Через неделю бесконечного похода инсургентам показалось, что они достаточно оторвались от настигающих Ширмана и Сулимы. Охромели и кони и люди, много было раненых, и когда на третьем часу после полудня добрели до Приставян, тех самых, где с месяц назад Цванцигеры таскали воду, решено было остановиться. Раненых разместили по избам, кузнец встал за походную наковальню, которую возили в обозе с другими нужными и полезными вещами. Большая часть отряда разбила лагерь в лесу южнее хутора, где среди зарослей и оврагов удобно было держать оборону. Студенты устроились в чернолесье рядом с болотом, из которого выползли несколько часов назад. Коней пустили пастись, не расседлывая, в дефиле между хутором и холмом, торчащим посреди поля.

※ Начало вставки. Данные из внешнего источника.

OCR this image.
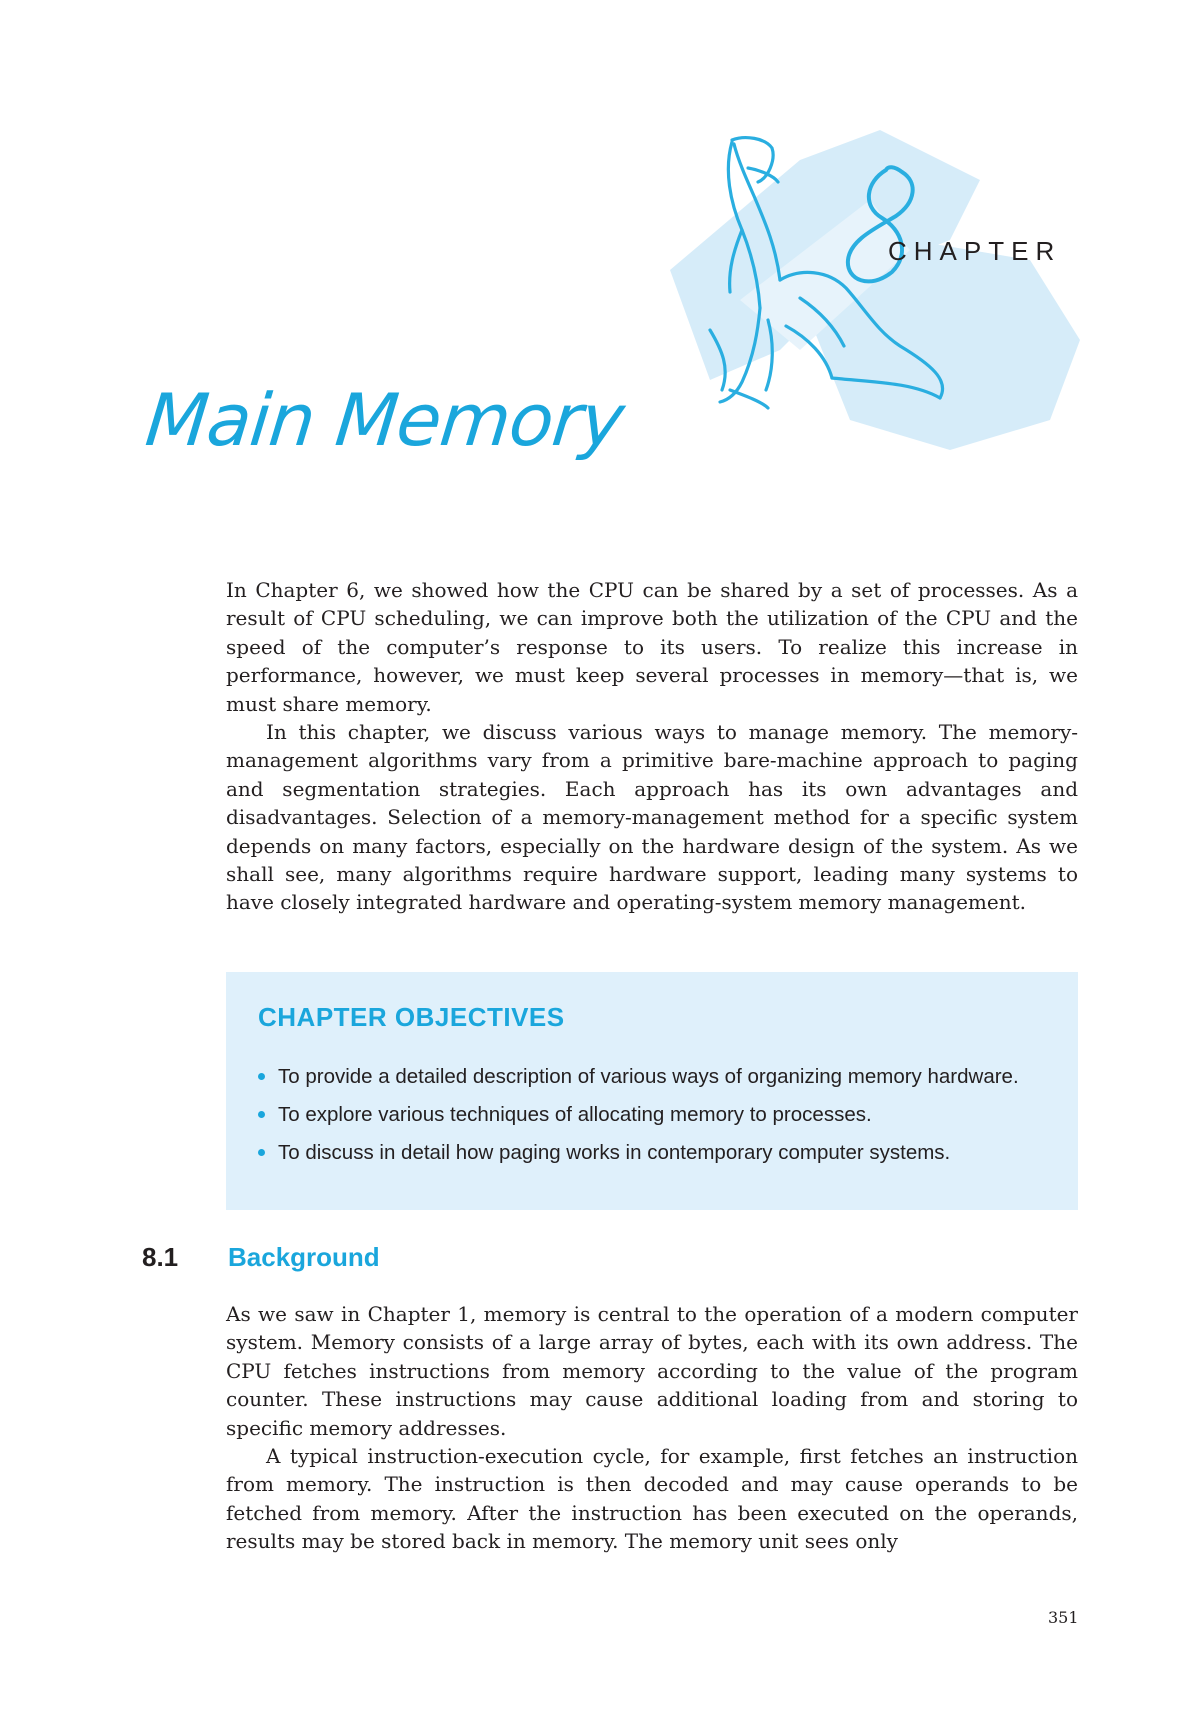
CHAPTER
Main Memory

In Chapter 6, we showed how the CPU can be shared by a set of processes. As a result of CPU scheduling, we can improve both the utilization of the CPU and the speed of the computer’s response to its users. To realize this increase in performance, however, we must keep several processes in memory—that is, we must share memory.

In this chapter, we discuss various ways to manage memory. The memory-management algorithms vary from a primitive bare-machine approach to paging and segmentation strategies. Each approach has its own advantages and disadvantages. Selection of a memory-management method for a specific system depends on many factors, especially on the hardware design of the system. As we shall see, many algorithms require hardware support, leading many systems to have closely integrated hardware and operating-system memory management.

CHAPTER OBJECTIVES
To provide a detailed description of various ways of organizing memory hardware.
To explore various techniques of allocating memory to processes.
To discuss in detail how paging works in contemporary computer systems.
8.1 Background

As we saw in Chapter 1, memory is central to the operation of a modern computer system. Memory consists of a large array of bytes, each with its own address. The CPU fetches instructions from memory according to the value of the program counter. These instructions may cause additional loading from and storing to specific memory addresses.

A typical instruction-execution cycle, for example, first fetches an instruction from memory. The instruction is then decoded and may cause operands to be fetched from memory. After the instruction has been executed on the operands, results may be stored back in memory. The memory unit sees only

351
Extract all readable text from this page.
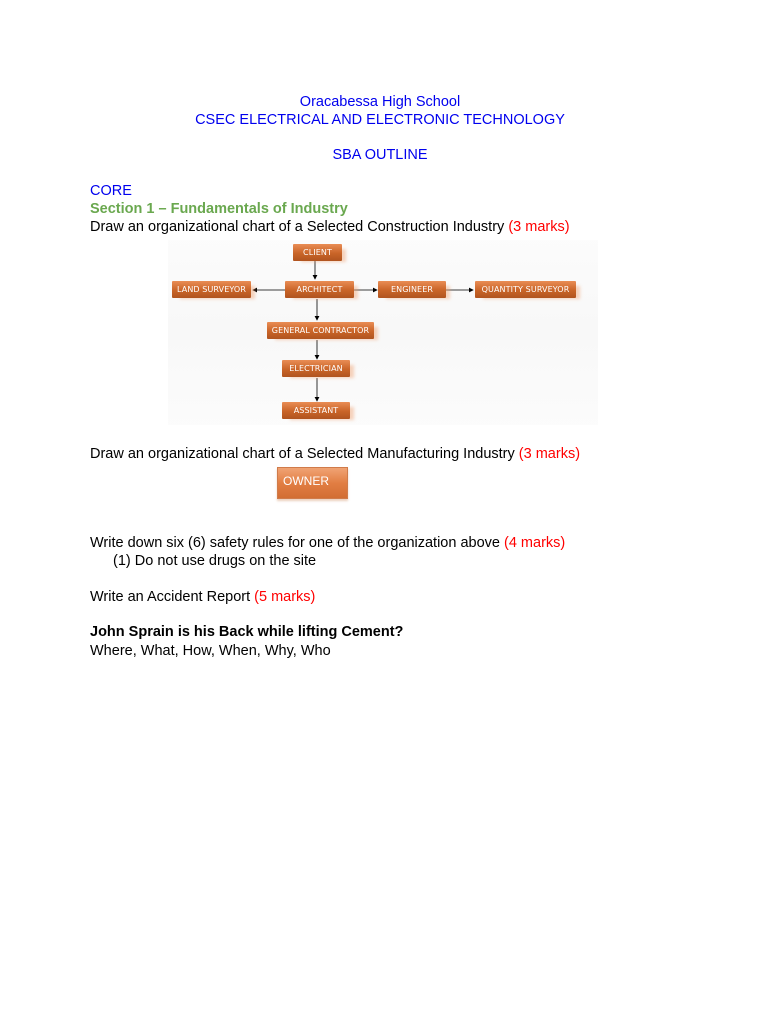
Oracabessa High School
CSEC ELECTRICAL AND ELECTRONIC TECHNOLOGY
SBA OUTLINE
CORE
Section 1 – Fundamentals of Industry
Draw an organizational chart of a Selected Construction Industry (3 marks)
CLIENT
ARCHITECT
LAND SURVEYOR	ENGINEER	QUANTITY SURVEYOR
GENERAL CONTRACTOR
ELECTRICIAN
ASSISTANT
Draw an organizational chart of a Selected Manufacturing Industry (3 marks)
OWNER
Write down six (6) safety rules for one of the organization above (4 marks)
(1) Do not use drugs on the site
Write an Accident Report (5 marks)
John Sprain is his Back while lifting Cement?
Where, What, How, When, Why, Who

Два деятка охотников залегли на лысой вершине.

О холме этом успели поведать разное. То ли князь, вздурившись на спевшего ему не по нраву гусляра, велел похоронить того живцом и насыпать сверху курган. Не то княжна полюбила этого самого гусляра – вовсе не седобородого старца, а мужчину в цвете лет или даже юношу, и вместе с ним насыпала могилу над не вынесшим адюльтера отцом… Цванцигеры шутили, что призови они сюда дядю Адама, ярый археолог мгновенно докопался бы до истины. Но сегодня на лысой вершине маячил конный дозорный, и солнце блестело на серебряном боку сигнального рожка.